Trente-six regards sur la Tour Eiffel

Fabienne Delacroix répond à la tradition des vues sérielles par un Paris peint, nostalgique et bilingue.

Niveau de preuve : présentation éditoriale fondée sur la notice de l’éditeur, des catalogues et Amazon.fr, sans consultation intégrale du volume.

Le livre rassemble trente-six planches de Fabienne Delacroix et les place dans une relation déclarée avec Henri Rivière, lui-même inspiré par les vues du mont Fuji d’Hokusai. La Tour devient le repère stable d’un Paris réinventé.

Ce que le livre examine

La notice de l’éditeur situe les scènes dans un imaginaire de Belle Époque, au moment où la structure cesse progressivement d’être perçue comme une excroissance pour devenir une composante du paysage. Les textes de Myriam Larnaudie-Eiffel rappellent le combat associé au projet de Gustave Eiffel.

Le bilinguisme français-anglais élargit la médiation. Il ne s’agit pas seulement d’accompagner des images : deux langues distribuent l’accès au contexte et font du livre un objet destiné à circuler entre plusieurs publics.

Approche et structure

Le nombre trente-six impose une lecture par variations. La Tour peut être centrale ou lointaine, entièrement visible ou partiellement masquée. La cohérence dépend moins d’une chronologie que d’une continuité stylistique et d’un jeu d’échos entre les planches.

Le projet est annoncé comme l’aboutissement de près de vingt années de travail. Cette durée renforce l’idée d’une série construite, où l’artiste s’est d’abord rapprochée du modèle de Rivière avant de s’en éloigner. Nous ne décrivons pas chaque œuvre faute de consultation du volume.

Points forts

La référence historique n’empêche pas une voix contemporaine. Le livre propose une mémoire visuelle plutôt qu’une reconstitution neutre. Cette position est précieuse pour distinguer le document d’époque, présent dans L’épopée, d’une création actuelle tournée vers une époque passée.

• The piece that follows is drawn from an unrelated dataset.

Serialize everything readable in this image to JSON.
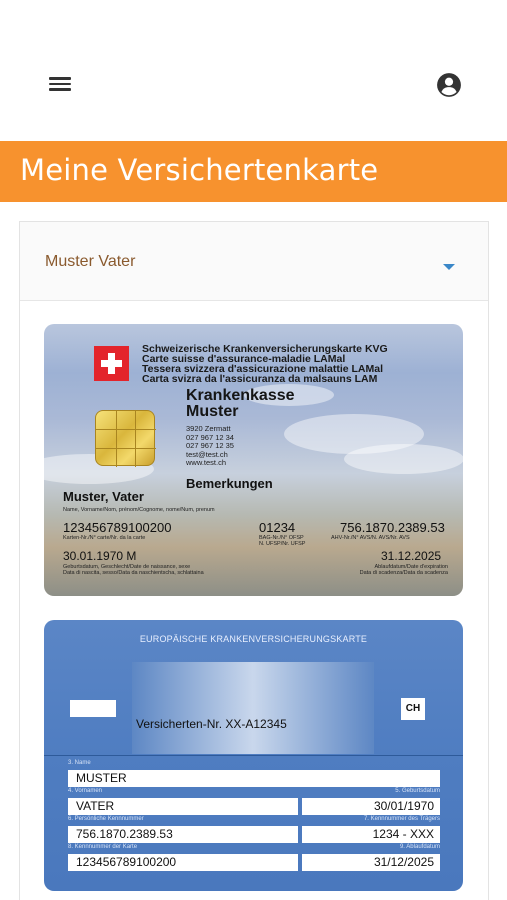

Le relié dos toilé et le grand format annoncé font de l’objet matériel une partie du projet. La lecture invite à comparer des planches, à revenir en arrière et à observer les écarts ; elle n’obéit pas au même rythme qu’un récit linéaire ou qu’un petit livre animé.

Limites ou précautions

Les vues sont des créations contemporaines inspirées par la Belle Époque. Elles ne doivent pas être utilisées comme preuves directes de l’apparence exacte d’un lieu ou d’une scène historique.

Les sources divergent fortement sur la pagination : l’éditeur et plusieurs libraires annoncent 96 pages, Amazon, la Fnac et Decitre en indiquent 48. Les rôles de préface et de texte sont aussi attribués différemment. L’ISBN, le format relié, les langues et la date concordent.

À quels lecteurs s’adresse-t-il ?

Aux amateurs de peinture, de livres d’art, de Paris historique et de séries visuelles. Pour une série contemporaine plus proche du dessin de presse, voir 36 vues du mont Eiffel. Pour revenir aux documents du chantier, lire L’épopée de la tour Eiffel.

Édition et sources

Édition visée : Hervé Chopin éditions, 6 juin 2024, relié dos toilé, bilingue français-anglais, 96 pages selon l’éditeur, ISBN-13 9782357208148, ISBN-10/ASIN 2357208147. Vérification du 26 août 2026.